Every young rider who gets a pro contract has at some point had a good result & showed promise. It's why they turn pro.
But making that jump to greatest GT rider in the world (capable of smashing ITT's, short climbs & long climbs) over 18 months, i.e. going from bottle carrier filtering breakaways in November 2020 in the Vuelta to the rider we see in this TdF today? No.
It was far more sudden. Rogla was a completely different climber in the 2017 Tour compared to the 2016 Giro. That was a bigger difference than that of Vingegaard from the 2020 Vuelta to the 2021 Tour.
With your own standard, you might as well call that a Froome-like transformation. But that too would be a poor comparison.

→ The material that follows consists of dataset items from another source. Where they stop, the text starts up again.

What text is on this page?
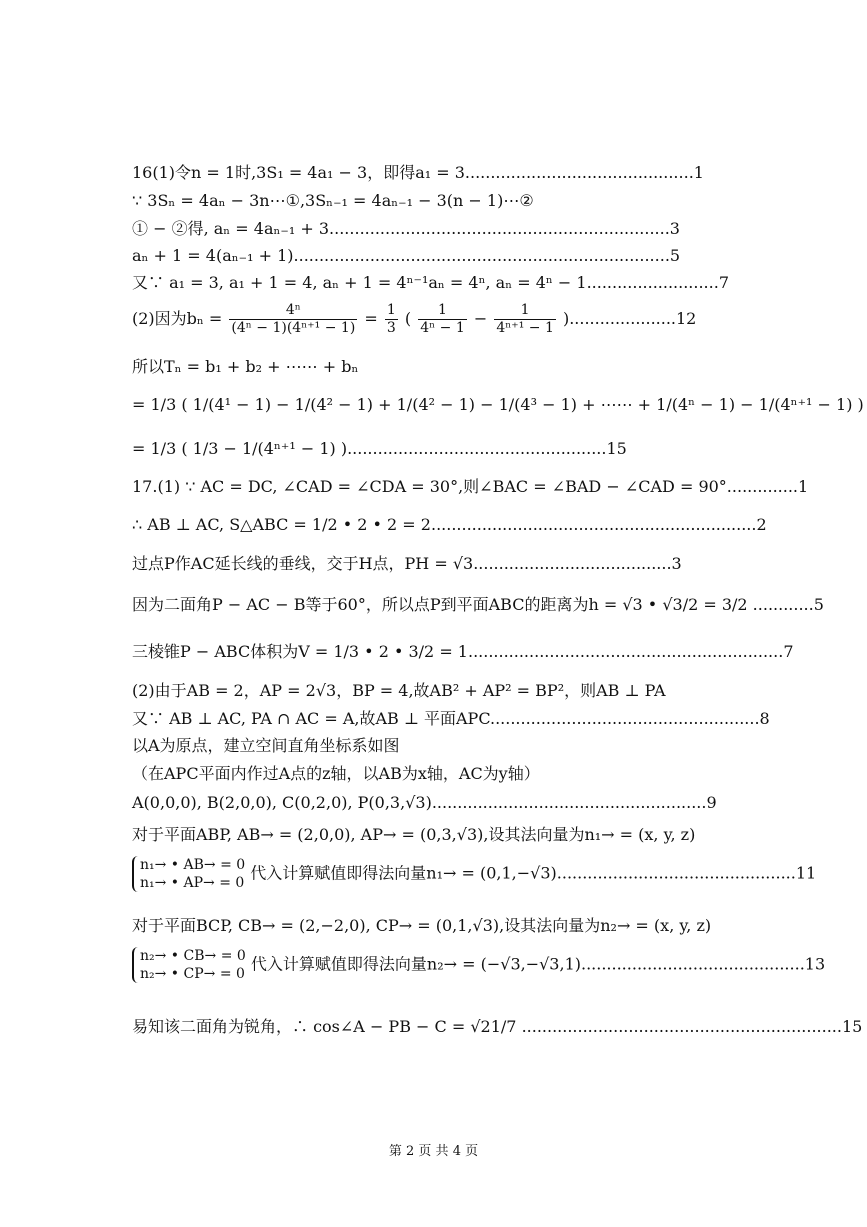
16(1)令n = 1时,3S₁ = 4a₁ − 3，即得a₁ = 3.............................................1
∵ 3Sₙ = 4aₙ − 3n⋯①,3Sₙ₋₁ = 4aₙ₋₁ − 3(n − 1)⋯②
① − ②得, aₙ = 4aₙ₋₁ + 3...................................................................3
aₙ + 1 = 4(aₙ₋₁ + 1)..........................................................................5
又∵ a₁ = 3, a₁ + 1 = 4, aₙ + 1 = 4ⁿ⁻¹aₙ = 4ⁿ, aₙ = 4ⁿ − 1..........................7
(2)因为$b_n = \frac{\text{4ⁿ}}{\text{(4ⁿ − 1)(4ⁿ⁺¹ − 1)}} = \frac{1}{3}$ ( $\frac{1}{\text{4ⁿ − 1}} - \frac{1}{\text{4ⁿ⁺¹ − 1}} ).....................12$
所以Tₙ = b₁ + b₂ + ⋯⋯ + bₙ
= 1/3 ( 1/(4¹ − 1) − 1/(4² − 1) + 1/(4² − 1) − 1/(4³ − 1) + ⋯⋯ + 1/(4ⁿ − 1) − 1/(4ⁿ⁺¹ − 1) )
= 1/3 ( 1/3 − 1/(4ⁿ⁺¹ − 1) )...................................................15
17.(1) ∵ AC = DC, ∠CAD = ∠CDA = 30°,则∠BAC = ∠BAD − ∠CAD = 90°..............1
∴ AB ⊥ AC, S△ABC = 1/2 • 2 • 2 = 2................................................................2
过点P作AC延长线的垂线，交于H点，PH = √3.......................................3
因为二面角P − AC − B等于60°，所以点P到平面ABC的距离为h = √3 • √3/2 = 3/2 ............5
三棱锥P − ABC体积为V = 1/3 • 2 • 3/2 = 1..............................................................7
(2)由于AB = 2，AP = 2√3，BP = 4,故AB² + AP² = BP²，则AB ⊥ PA
又∵ AB ⊥ AC, PA ∩ AC = A,故AB ⊥ 平面APC.....................................................8
以A为原点，建立空间直角坐标系如图
（在APC平面内作过A点的z轴，以AB为x轴，AC为y轴）
A(0,0,0), B(2,0,0), C(0,2,0), P(0,3,√3)......................................................9
对于平面ABP, AB→ = (2,0,0), AP→ = (0,3,√3),设其法向量为n₁→ = (x, y, z)
n₁→ • AB→ = 0
n₁→ • AP→ = 0
代入计算赋值即得法向量n₁→ = (0,1,−√3)...............................................11
对于平面BCP, CB→ = (2,−2,0), CP→ = (0,1,√3),设其法向量为n₂→ = (x, y, z)
n₂→ • CB→ = 0
n₂→ • CP→ = 0
代入计算赋值即得法向量n₂→ = (−√3,−√3,1)............................................13
易知该二面角为锐角，∴ cos∠A − PB − C = √21/7 ...............................................................15
第 2 页 共 4 页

But you can't ignore the radically different professional environment at Jumbo, i.e. 2017 Jumbo is not 2021 Jumbo.
Vingegaard came after & benefitted from an existing structure which Roglic didn't have. Maassen also described Roglic as a 'Ferrari' when they signed him but it took years of ironing out all the kinks to get him into shape as a race winner, along with building a team around him.
It was deliberately chosen to be an equally bad example as the one Rackham was giving
There's no comparison between the trajectory Roglic took towards the top & Vingegaard. Where are Vingegaard's race wins? His stage race wins? Where's anything to show he'd turn into the beast he is today?
It's not relatable or believable. He's dominating the hardest race in the world. I mean people need to square with the weirdness of this transformation & not rehash the same old trite excuses for unlikely miracles again, again & again.